Continuing the focus on prison health, Professor Vickerman, discussed the ill effects of incarceration, including how drug use can increase injecting and sexual risk behaviours, reduce uptake and outcomes for HIV and HCV prevention and treatment interventions, and can result in increased likelihood of other structural issues such as homelessness and drug-related mortality upon release.

It was found that incarceration can contribute to 30% of new HIV and HCV infections and the recently released are at the highest risk (2.6-3.8 times higher transmission risk in Australia). Peter’s session explored how decimalisation could help this, as well as assessing what would happen if money saved due to decimalisation was diverted into evidence-based interventions.

Looking at Belarus, Kazakhstan, Kyrgyzstan and St. Petersburg, it was found that decimalisation could save €38-773 million euro over20 years. If diverted, these funds could help achieve up TO 81% coverage of antiretroviral therapy, 30% – 42% coverage of OAT, and could avert 59-84% of HIV infections over 20 years and result in cost savings in all settings.

When it comes to OAT, choice is integral

INHSU’s most recent storytelling project – My Choice – was premiered at ASCEND. My Choice is a participatory storytelling project which explores choice when it comes to Opioid Agonist Treatment (OAT). A panel of people who use drugs, clinicians and researchers discussed the film themes.

The full film will be available online soon.

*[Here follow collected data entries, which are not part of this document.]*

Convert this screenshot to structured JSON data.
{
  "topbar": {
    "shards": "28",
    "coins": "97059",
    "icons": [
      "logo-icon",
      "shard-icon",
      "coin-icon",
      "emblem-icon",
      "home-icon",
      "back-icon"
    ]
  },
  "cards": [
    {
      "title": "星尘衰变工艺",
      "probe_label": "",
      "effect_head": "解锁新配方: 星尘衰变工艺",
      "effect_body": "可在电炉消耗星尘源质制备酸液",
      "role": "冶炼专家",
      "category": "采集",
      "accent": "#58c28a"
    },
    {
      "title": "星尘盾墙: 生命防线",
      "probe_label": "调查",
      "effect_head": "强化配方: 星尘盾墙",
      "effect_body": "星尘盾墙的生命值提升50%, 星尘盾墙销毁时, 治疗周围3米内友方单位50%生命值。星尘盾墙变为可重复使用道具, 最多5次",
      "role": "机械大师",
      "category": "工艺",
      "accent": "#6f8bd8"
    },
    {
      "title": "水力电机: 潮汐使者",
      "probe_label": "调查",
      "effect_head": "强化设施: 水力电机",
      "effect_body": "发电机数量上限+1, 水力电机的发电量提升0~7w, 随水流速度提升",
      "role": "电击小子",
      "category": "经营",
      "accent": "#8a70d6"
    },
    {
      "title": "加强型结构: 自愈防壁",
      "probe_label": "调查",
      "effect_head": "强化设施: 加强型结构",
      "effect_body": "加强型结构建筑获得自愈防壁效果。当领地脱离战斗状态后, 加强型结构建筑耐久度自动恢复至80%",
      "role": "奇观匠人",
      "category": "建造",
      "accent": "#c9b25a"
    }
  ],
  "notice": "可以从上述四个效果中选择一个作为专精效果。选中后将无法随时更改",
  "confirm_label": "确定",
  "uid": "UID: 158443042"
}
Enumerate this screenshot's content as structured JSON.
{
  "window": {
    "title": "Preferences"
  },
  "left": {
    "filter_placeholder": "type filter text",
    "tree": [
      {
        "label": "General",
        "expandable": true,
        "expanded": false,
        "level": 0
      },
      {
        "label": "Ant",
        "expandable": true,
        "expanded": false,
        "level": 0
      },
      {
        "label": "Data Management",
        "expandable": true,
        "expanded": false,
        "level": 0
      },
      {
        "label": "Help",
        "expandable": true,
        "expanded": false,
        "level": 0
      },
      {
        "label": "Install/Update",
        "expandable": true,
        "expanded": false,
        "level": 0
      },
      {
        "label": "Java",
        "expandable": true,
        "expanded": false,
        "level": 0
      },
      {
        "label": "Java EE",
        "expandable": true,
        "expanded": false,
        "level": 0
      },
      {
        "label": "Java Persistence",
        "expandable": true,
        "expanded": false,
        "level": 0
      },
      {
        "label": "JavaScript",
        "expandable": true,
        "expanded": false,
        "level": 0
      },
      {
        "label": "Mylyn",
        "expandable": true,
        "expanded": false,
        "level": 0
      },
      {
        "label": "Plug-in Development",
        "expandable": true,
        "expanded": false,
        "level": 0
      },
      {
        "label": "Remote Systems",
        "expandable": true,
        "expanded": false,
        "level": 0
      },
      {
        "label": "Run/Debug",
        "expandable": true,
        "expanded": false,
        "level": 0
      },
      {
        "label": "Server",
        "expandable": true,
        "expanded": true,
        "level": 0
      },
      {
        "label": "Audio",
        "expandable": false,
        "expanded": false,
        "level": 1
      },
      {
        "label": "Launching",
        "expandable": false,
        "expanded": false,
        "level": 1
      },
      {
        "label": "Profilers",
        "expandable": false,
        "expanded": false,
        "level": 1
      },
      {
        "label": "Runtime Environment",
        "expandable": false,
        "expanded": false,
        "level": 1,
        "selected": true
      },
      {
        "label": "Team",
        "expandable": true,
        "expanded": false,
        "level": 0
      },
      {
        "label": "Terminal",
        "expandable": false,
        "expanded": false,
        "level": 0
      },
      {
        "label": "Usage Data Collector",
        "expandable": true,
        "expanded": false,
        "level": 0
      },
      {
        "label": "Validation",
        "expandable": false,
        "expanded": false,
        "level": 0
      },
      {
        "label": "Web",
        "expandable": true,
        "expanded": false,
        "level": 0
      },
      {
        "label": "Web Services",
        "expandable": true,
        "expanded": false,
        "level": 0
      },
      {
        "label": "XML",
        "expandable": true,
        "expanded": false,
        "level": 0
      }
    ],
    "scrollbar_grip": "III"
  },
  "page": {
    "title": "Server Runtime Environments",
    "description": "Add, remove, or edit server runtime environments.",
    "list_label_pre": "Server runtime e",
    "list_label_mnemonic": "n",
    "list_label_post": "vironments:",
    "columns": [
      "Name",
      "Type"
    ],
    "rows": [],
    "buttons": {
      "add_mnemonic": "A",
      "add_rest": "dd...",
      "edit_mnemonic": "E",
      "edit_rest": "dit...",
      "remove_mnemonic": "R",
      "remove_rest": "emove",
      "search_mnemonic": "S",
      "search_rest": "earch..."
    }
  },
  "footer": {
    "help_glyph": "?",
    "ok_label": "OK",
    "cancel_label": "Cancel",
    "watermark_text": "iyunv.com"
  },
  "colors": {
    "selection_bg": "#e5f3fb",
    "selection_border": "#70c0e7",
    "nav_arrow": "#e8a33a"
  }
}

  • “What gets in the way [of people accessing OAT] is the model of care. It’s less about the medications themselves but how they’re packaged up and delivered,” panel participant
  • “During COVID we had longer prescriptions and third-party pickups, all things I got told could never happen. Then suddenly, we’re back to five takeaways and back to the doctors. Why? People on the street don’t get it,” panel participant
  • “People can also change their mind, and discover what works for them, it [OAT prescription] should be a dynamic process – it needs to be what’s right for the patient and not the clinician,” panel participant

 

OAT should be treated like any other medication – such as diabetes medicine, with as many barriers as possible taken away or minimised.

Panel participant.

Thank you to the ASCEND organisers for such an insightful day and the speakers for sharing their research, knowledge, and expertise.